With the current wave of strikes, inflation threatening to rise, jobs disappearing and a right wing government intent on slashing everything in sight, we could be back in 1981, not 2011!

When things get tough Brits cheer themselves up with snacks because they’re relatively cheap and deliver a quick pleasure fix you can rely on every time. Everyone’s snacking – nine out of ten British adults eat snacks between meals, nearly half of us every day. Mintel, the market intelligence experts, reckon there are an estimated 13 billion at-home snacking occasions a year in the UK, and a further 6.4 billion occasions on the go.

A tsunami of ‘healthy’ snacks has flooded our fixtures in recent years. Many of these are so healthy you expect to live longer by eating them, but if they were all that consumers could buy, would they want to eat them? You can lecture consumers all you like about reducing the fat, sugar and salt, but they know what they want, and they want it – now.

Talking of healthy snacking, cereal, energy and snack bars were hailed as the saviours of snacking a few years back, with products targeting young adults being the main sales drivers.

Snack bars’ value sales saw double-digit growth here and elsewhere in Europe between 2005 and 2009, but Mintel reveals growth has slowed since and is expected to remain slow. The market seems to have peaked, with snack bars suffering from their positioning as neither indulgent enough nor healthy enough. In the recession they lost out to confectionery and biscuits, and the healthy eating trend faded away. In addition, snack bar’s higher prices hampered sales.

Meanwhile crisps and snacks remain one of the largest parts of the snacking market. According to Mintel, crisps and salty snacks achieved estimated £2.6bn sales in 2010. Salty snacks surfed through the recession, growing rapidly in 2008 and 2009, and slightly slower in 2010. Further opportunities remain to develop premium-end crisps and snacks, particularly for Abs with money to spend, who tend not to see price as an important factor in their choice.
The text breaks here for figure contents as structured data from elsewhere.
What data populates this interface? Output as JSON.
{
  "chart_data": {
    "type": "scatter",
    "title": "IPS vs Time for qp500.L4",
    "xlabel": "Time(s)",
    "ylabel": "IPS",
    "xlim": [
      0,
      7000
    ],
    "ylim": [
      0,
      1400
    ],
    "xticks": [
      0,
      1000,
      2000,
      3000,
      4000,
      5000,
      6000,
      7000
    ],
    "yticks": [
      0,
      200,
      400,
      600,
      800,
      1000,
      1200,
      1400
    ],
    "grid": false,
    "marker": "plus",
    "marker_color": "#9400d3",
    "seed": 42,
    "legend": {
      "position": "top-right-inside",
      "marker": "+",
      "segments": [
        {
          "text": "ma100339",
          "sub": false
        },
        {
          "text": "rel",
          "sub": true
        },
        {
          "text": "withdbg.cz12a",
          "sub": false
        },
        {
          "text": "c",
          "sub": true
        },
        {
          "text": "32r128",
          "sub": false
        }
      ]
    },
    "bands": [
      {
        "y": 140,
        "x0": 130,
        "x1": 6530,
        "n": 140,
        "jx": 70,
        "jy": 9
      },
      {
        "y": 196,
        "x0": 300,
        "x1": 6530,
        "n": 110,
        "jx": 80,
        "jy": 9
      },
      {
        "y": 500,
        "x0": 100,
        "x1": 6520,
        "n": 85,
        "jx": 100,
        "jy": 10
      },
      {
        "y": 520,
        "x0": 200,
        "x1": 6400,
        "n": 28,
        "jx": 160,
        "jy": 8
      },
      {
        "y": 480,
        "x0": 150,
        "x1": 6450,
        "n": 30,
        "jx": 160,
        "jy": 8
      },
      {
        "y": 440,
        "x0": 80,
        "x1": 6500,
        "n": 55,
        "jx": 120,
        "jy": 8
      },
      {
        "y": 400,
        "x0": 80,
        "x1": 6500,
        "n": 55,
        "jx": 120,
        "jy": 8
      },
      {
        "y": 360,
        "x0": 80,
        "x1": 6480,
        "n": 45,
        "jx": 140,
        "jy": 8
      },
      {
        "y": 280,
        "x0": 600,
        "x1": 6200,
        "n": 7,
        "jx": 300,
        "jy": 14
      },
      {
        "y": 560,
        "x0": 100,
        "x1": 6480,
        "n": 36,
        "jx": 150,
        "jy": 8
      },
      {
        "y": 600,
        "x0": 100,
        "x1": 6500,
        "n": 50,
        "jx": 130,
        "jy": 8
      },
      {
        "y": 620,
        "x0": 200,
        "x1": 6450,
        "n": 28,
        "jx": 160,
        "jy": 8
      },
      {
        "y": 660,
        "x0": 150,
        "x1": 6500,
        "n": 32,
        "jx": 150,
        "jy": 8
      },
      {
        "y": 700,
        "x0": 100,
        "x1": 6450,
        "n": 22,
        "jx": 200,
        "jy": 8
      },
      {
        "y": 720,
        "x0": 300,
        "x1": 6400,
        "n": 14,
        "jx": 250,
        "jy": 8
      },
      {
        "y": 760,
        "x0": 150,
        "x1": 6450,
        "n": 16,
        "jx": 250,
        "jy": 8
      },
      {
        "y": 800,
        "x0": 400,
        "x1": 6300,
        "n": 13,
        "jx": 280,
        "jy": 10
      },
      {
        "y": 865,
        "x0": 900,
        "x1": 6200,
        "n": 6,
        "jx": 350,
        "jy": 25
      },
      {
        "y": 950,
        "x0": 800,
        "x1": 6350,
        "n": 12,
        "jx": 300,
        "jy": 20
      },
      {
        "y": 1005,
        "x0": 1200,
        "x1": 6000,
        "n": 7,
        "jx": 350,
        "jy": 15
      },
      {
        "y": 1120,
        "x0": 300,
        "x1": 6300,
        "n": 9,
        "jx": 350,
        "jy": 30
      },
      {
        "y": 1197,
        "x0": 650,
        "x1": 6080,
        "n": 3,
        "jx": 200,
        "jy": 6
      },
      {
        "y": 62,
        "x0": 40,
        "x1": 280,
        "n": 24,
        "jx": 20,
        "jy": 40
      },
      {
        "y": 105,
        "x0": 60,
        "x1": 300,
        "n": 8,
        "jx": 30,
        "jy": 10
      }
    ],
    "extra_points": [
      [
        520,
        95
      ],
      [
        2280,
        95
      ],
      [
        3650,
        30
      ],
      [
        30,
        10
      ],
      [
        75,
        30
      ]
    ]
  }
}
Finally, crisp and snack manufacturers have entered the healthy snacking arena with low-fat/low-salt and wholegrain brands appealing to the nearly one third of consumers eating such snacks, who see quality ingredients and naturalness as important choice factors. Lower fat crisps have potential to appeal more effectively to the over-55s in particular by cutting back on salt, but when it comes to the crunch, they may not deliver on taste for everyone else.